Revelation 2 was that ‘This Is Memorial Device’ was a fictional memoir of the post-punk scene in Airdrie in the early 80s. Wait, what?

And it is glorious. Occasionally gallows-dark, sometimes touching, frequently laugh-out-loud funny, and often chimeric. It is written as a collection of essays by, and interviews with characters from the scene back in the day, reminiscing on the short 3 year period when the band, Memorial Device, were the best band in the world – or, at least, Lanarkshire.

To most it will be a hugely enjoyable, occasionally salacious read with weird fantastical outsiders, punks, porn actors, performance artists, and musicians.
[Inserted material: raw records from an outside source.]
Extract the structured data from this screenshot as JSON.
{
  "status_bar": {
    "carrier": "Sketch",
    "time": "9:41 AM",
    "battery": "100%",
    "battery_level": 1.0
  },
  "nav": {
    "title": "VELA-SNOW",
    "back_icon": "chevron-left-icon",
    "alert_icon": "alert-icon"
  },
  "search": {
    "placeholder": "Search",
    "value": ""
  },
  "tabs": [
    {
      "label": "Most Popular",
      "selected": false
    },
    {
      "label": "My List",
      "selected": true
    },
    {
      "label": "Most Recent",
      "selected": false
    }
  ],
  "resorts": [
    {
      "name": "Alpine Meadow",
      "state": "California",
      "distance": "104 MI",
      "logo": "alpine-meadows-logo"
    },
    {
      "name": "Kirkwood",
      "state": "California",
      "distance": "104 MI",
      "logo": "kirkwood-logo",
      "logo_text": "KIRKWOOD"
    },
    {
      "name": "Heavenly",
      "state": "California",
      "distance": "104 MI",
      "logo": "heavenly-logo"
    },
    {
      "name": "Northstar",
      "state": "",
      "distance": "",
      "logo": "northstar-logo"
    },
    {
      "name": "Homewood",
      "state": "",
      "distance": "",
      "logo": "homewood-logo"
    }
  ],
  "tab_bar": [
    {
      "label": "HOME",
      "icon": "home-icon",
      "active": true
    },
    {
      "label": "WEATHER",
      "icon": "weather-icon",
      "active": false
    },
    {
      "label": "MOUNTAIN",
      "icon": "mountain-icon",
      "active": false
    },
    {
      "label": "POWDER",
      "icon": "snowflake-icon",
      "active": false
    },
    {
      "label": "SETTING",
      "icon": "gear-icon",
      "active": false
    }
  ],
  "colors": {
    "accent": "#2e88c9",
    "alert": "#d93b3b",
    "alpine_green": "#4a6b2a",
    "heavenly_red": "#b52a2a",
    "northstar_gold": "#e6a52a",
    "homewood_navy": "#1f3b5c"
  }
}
There are so many fictional bands, subcultures, shows, and intricately described scenes that rang true, even a decade later, in the 90s. For me it was undeniably, unquestionably nostalgic – and has been a joy to read.

I was 7 years old in 1986, but much of the Airdrie described in the book was my Airdrie. Petersburn, Katherine Park, Clarkston, Gartness, Benny’s chip shop, the barbers in Clarkston that could surely only be Peter’s. Airdrie Arts Centre. The Library. The Airdrie Savings Bank. The Staging Post – where I had my first, and last, lager – and where I spent some of the Millennium New Year’s celebrations.

Before I’d even taken the book to the Waterstones sales assistant, I excitedly flicked the book to the index. Was Staffa Drive mentioned? Was Caldervale School? Sadly, neither, though the one omission I felt was unforgivable – not even a cursory mention (given that it’s no longer there) – was Broomfield Park. Alas.

A final note, as I think of a way to finish these thoughts, is that having read the book and enjoyed it enough to give the publishers a quote for the cover; it has occurred to me that while I’m sure she’ll never visit, Kim Gordon, now – at least – knows of a place called Craigneuk. “I wanted to live in this book”, she says. I’m not sure she’d ever have wanted to live on Howletnest Road.